Photo courtesy Affordable Clean Up, LLC

Beneath the surface in every case, there's evidence of hardcore drug use. It's almost a game when the three cleaners walk into a house to find the hidden syringes. They're under carpets or flood boards or sewn into mattresses. "We've found them in baby bottles," Jennifer says. "We found them in a hollowed-out Bible once."

"Where there are children involved, that's the worst part," offers Heath. "That affects me a little bit. Otherwise, it's just work." Kids live in 80 percent of the places they clean, he tells me.

Stories about meth often come with theories on why this particular drug has such a foothold in the boonies: Coke and heroin seem exotic and taboo. Meth helps with manual labor. Barns and remote, abandoned buildings provide cover for labs.

A lifelong West Virginian, Jennifer says she knows people who've used meth, "people I would have never expected until they told me. Contractors use it to stay up three days to finish a deadline." She's never had a bust in one of her rentals, though.
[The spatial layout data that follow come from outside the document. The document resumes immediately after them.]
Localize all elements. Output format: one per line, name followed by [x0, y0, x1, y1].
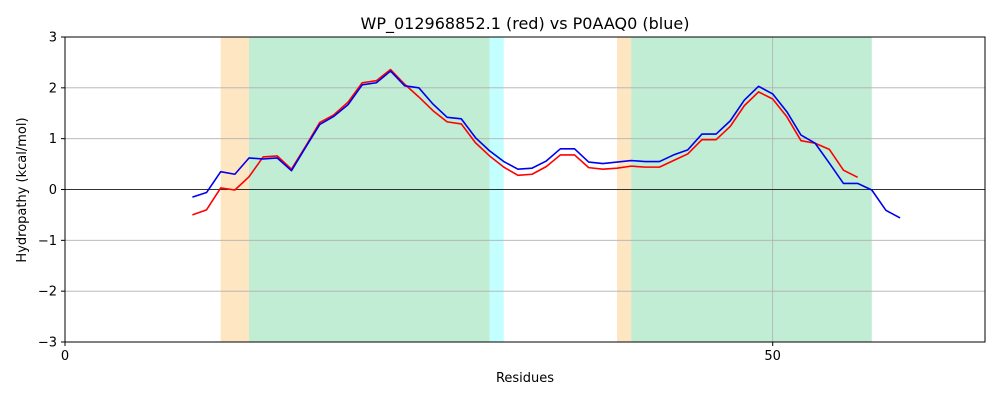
- y-tick-label-0: −3: [38, 336, 57, 351]
- y-tick-label-1: −2: [38, 285, 57, 300]
- x-tick-label-0: 0: [61, 349, 69, 364]
- y-axis-label: Hydropathy (kcal/mol): [15, 117, 30, 262]
- chart-title: WP_012968852.1 (red) vs P0AAQ0 (blue): [361, 14, 690, 34]
- y-tick-label-2: −1: [38, 234, 57, 249]
- data-series: [192, 68, 901, 219]
- series-line-P0AAQ0: [192, 70, 901, 219]
- axis-ticks: −3 −2 −1 0 1 2 3 0 50: [38, 31, 781, 365]
- grid-lines: [65, 37, 985, 342]
- y-tick-label-5: 2: [49, 81, 57, 96]
- y-tick-label-3: 0: [49, 183, 57, 198]
- y-tick-label-4: 1: [49, 132, 57, 147]
- x-tick-label-1: 50: [764, 349, 781, 364]
- y-tick-label-6: 3: [49, 31, 57, 46]
- x-axis-label: Residues: [496, 371, 554, 386]
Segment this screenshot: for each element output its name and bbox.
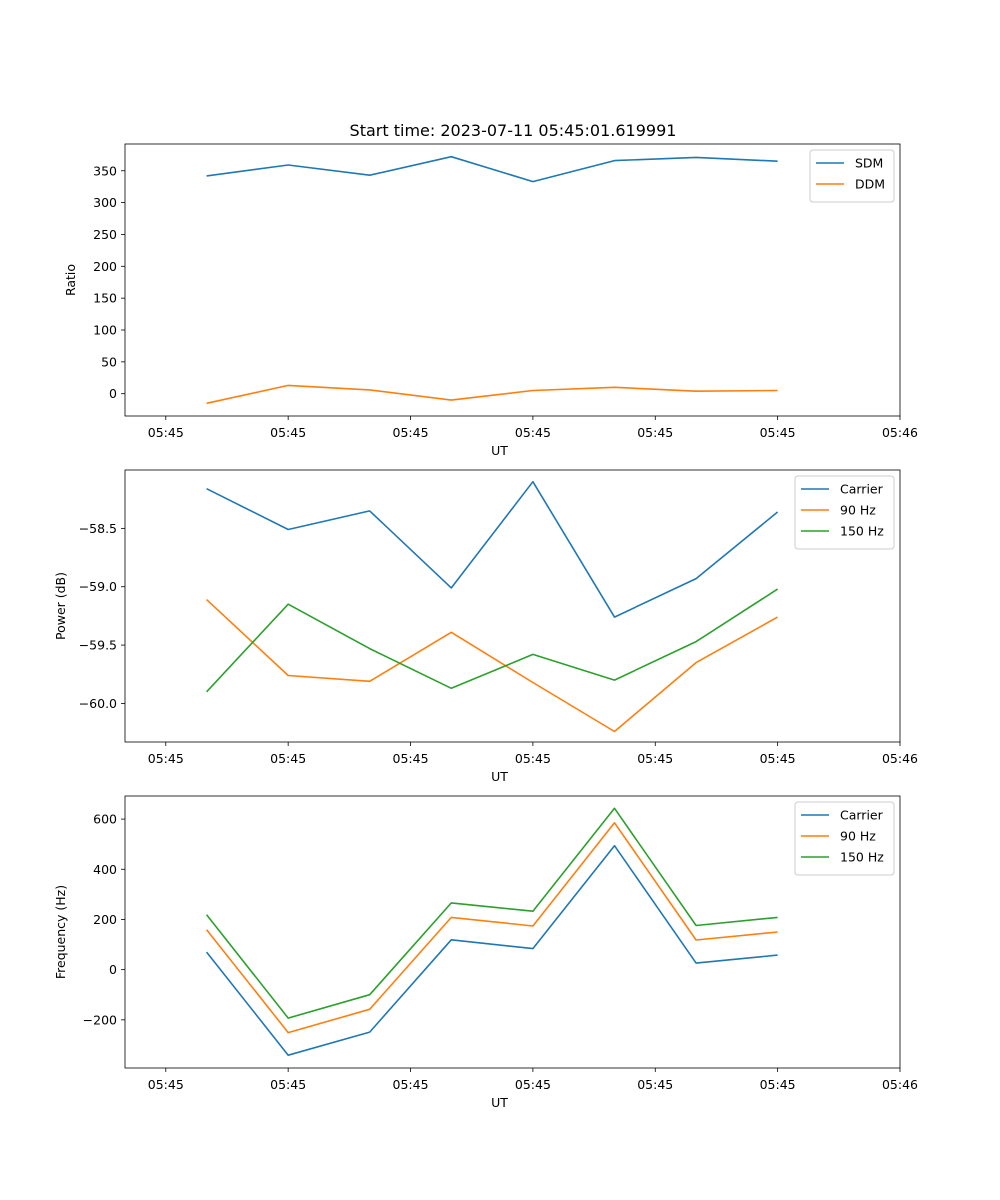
chart-1-x-tick-label: 05:45 xyxy=(270,425,306,440)
chart-title: Start time: 2023-07-11 05:45:01.619991 xyxy=(350,121,677,140)
chart-2-y-axis-label: Power (dB) xyxy=(53,572,68,640)
chart-2-series-line-2 xyxy=(206,599,778,733)
chart-1-series-line-1 xyxy=(206,155,778,183)
chart-2-series-line-1 xyxy=(206,480,779,618)
chart-1-axes-frame xyxy=(124,143,901,417)
chart-1-y-tick-label: 200 xyxy=(93,259,117,274)
chart-3-y-tick-label: 400 xyxy=(93,862,117,877)
chart-3-y-tick-label: 600 xyxy=(93,812,117,827)
chart-3-x-tick-label: 05:45 xyxy=(760,1077,796,1092)
chart-2-y-tick-label: −60.0 xyxy=(79,696,117,711)
chart-2-legend-label-2: 90 Hz xyxy=(840,503,876,518)
chart-1-y-tick-label: 150 xyxy=(93,291,117,306)
chart-2-legend-label-3: 150 Hz xyxy=(840,524,884,539)
panels: 05:45 05:45 05:45 05:45 05:45 05:45 05:46 0 50 10… xyxy=(53,143,918,1110)
chart-3-x-tick-label: 05:45 xyxy=(637,1077,673,1092)
chart-1-x-tick-label: 05:45 xyxy=(637,425,673,440)
chart-3-series-line-2 xyxy=(205,821,778,1034)
chart-1-legend-label-2: DDM xyxy=(855,177,885,192)
chart-3-legend-label-2: 90 Hz xyxy=(840,829,876,844)
chart-3-y-tick-label: 0 xyxy=(109,962,117,977)
chart-3-x-tick-label: 05:45 xyxy=(393,1077,429,1092)
chart-2-x-tick-label: 05:46 xyxy=(882,751,918,766)
chart-3-y-tick-label: 200 xyxy=(93,912,117,927)
chart-3-x-tick-label: 05:45 xyxy=(270,1077,306,1092)
chart-2-y-tick-label: −59.5 xyxy=(79,638,117,653)
chart-1-x-tick-label: 05:45 xyxy=(148,425,184,440)
chart-3-series-line-1 xyxy=(205,844,778,1056)
chart-2-legend-label-1: Carrier xyxy=(840,482,884,497)
chart-3-legend-label-1: Carrier xyxy=(840,808,884,823)
chart-3-y-tick-label: −200 xyxy=(83,1012,117,1027)
chart-1-series-line-2 xyxy=(206,384,778,405)
chart-2-y-tick-label: −59.0 xyxy=(79,579,117,594)
chart-1-y-tick-label: 250 xyxy=(93,227,117,242)
chart-2-legend: Carrier 90 Hz 150 Hz xyxy=(794,475,895,550)
chart-2-x-tick-label: 05:45 xyxy=(148,751,184,766)
chart-1-x-tick-label: 05:45 xyxy=(760,425,796,440)
chart-3-legend: Carrier 90 Hz 150 Hz xyxy=(794,801,895,876)
chart-1-legend-label-1: SDM xyxy=(855,156,883,171)
chart-1-y-tick-label: 100 xyxy=(93,323,117,338)
chart-3-legend-label-3: 150 Hz xyxy=(840,850,884,865)
chart-3-axes-frame xyxy=(124,795,901,1069)
chart-3-x-axis-label: UT xyxy=(491,1095,508,1110)
chart-1-y-tick-label: 50 xyxy=(101,354,117,369)
chart-1-panel: 05:45 05:45 05:45 05:45 05:45 05:45 05:46 0 50 10… xyxy=(63,143,918,458)
chart-1-x-axis-label: UT xyxy=(491,443,508,458)
chart-3-x-tick-label: 05:46 xyxy=(882,1077,918,1092)
chart-2-x-tick-label: 05:45 xyxy=(637,751,673,766)
chart-3-x-tick-label: 05:45 xyxy=(515,1077,551,1092)
chart-2-x-tick-label: 05:45 xyxy=(270,751,306,766)
chart-2-series-line-3 xyxy=(206,588,779,693)
chart-3-series-line-3 xyxy=(205,807,778,1019)
chart-1-y-tick-label: 0 xyxy=(109,386,117,401)
chart-2-panel: 05:45 05:45 05:45 05:45 05:45 05:45 05:46 −60.0… xyxy=(53,469,918,784)
chart-3-x-tick-label: 05:45 xyxy=(148,1077,184,1092)
chart-1-y-axis-label: Ratio xyxy=(63,264,78,296)
chart-1-y-tick-label: 350 xyxy=(93,163,117,178)
chart-1-x-tick-label: 05:45 xyxy=(393,425,429,440)
chart-2-y-tick-label: −58.5 xyxy=(79,521,117,536)
chart-1-y-tick-label: 300 xyxy=(93,195,117,210)
chart-3-y-axis-label: Frequency (Hz) xyxy=(53,885,68,979)
chart-2-x-tick-label: 05:45 xyxy=(515,751,551,766)
chart-2-x-tick-label: 05:45 xyxy=(760,751,796,766)
chart-2-axes-frame xyxy=(124,469,901,743)
chart-2-x-tick-label: 05:45 xyxy=(393,751,429,766)
chart-1-x-tick-label: 05:45 xyxy=(515,425,551,440)
chart-2-x-axis-label: UT xyxy=(491,769,508,784)
chart-1-legend: SDM DDM xyxy=(809,149,895,203)
chart-1-x-tick-label: 05:46 xyxy=(882,425,918,440)
chart-3-panel: 05:45 05:45 05:45 05:45 05:45 05:45 05:46 −200 0… xyxy=(53,795,918,1110)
Jennifer notes the exploding popularity of some hard drugs in general, like heroin. She's seen enough pill bottles and dope paraphernalia in busted meth sites to think all these drugs are rising in popularity together, and she's seen enough Jesus tchotchkes and throw pillows to know they're all working their way into the banal fabric of normal life here.

"Why is meth popular?" she asks. "Because it gets you high."